Donovan, who co-authored the 1991 book Blessed Are the Barren about Planned Parenthood, continues: “ In the meantime, we are operating with the cruel irony that taxpayers are borrowing heavily from their children and grandchildren to fund programs that are quite busy about depleting the ranks of those children and grandchildren. As the low-birthrate, top-heavy welfare states of Europe are fast discovering through sovereign-debt crises and riots in the streets, this is a recipe for trainwreck.”

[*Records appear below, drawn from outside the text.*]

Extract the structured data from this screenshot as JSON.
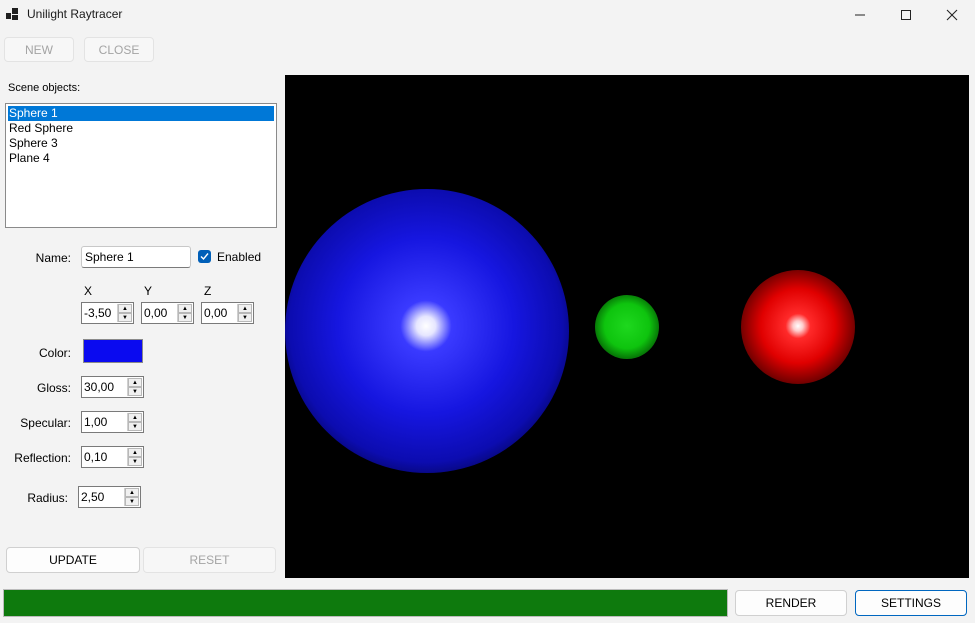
{
  "window": {
    "title": "Unilight Raytracer"
  },
  "toolbar": {
    "new_label": "NEW",
    "close_label": "CLOSE"
  },
  "scene": {
    "label": "Scene objects:",
    "items": [
      "Sphere 1",
      "Red Sphere",
      "Sphere 3",
      "Plane 4"
    ],
    "selected_index": 0
  },
  "props": {
    "name_label": "Name:",
    "name_value": "Sphere 1",
    "enabled_label": "Enabled",
    "enabled": true,
    "x_label": "X",
    "y_label": "Y",
    "z_label": "Z",
    "x_value": "-3,50",
    "y_value": "0,00",
    "z_value": "0,00",
    "color_label": "Color:",
    "color_value": "#0a0af0",
    "gloss_label": "Gloss:",
    "gloss_value": "30,00",
    "specular_label": "Specular:",
    "specular_value": "1,00",
    "reflection_label": "Reflection:",
    "reflection_value": "0,10",
    "radius_label": "Radius:",
    "radius_value": "2,50"
  },
  "actions": {
    "update_label": "UPDATE",
    "reset_label": "RESET"
  },
  "bottom": {
    "render_label": "RENDER",
    "settings_label": "SETTINGS",
    "progress_fraction": 1.0
  },
  "colors": {
    "selection": "#0078d7",
    "progress": "#0e7a0d",
    "accent": "#005fb8"
  }
}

Not sure what to believe about Planned Parenthood? The Chiaroscuro Foundation gives a good primer in its recent “Does Planned Parenthood Need or Deserve Federal Funds?” report. But the questions shouldn’t and won’t stop with a Continuing Resolution or whatever the ultimate resolution of the 2011 budget fight is. Florida Republican congressman Cliff Stearns, chairman of the Energy & Commerce Committee’s Oversight and Investigations Subcommittee, which has oversight authority over the Department of Health and Human Services, promises hearings to come, complete with the department’s secretary — promising it gets some attention. And local officials, scared away from investigating complaints or otherwise holding Planned Parenthood accountable to basic law around the country because of the persecution of former Kansas attorney general Phill Kline has received for doing just that, may have a new momentum.

This is not your mother’s opposition to Planned Parenthood. Planned Parenthood’s defensive action today signals that we’re entering a new season — one in which Americans who were never on the direct-mail list of any pro-life group are, at minimum, asking questions. For Planned Parenthood’s federal funding, a little education may be a dangerous thing.

— Kathryn Jean Lopez is editor-at-large of National Review Online.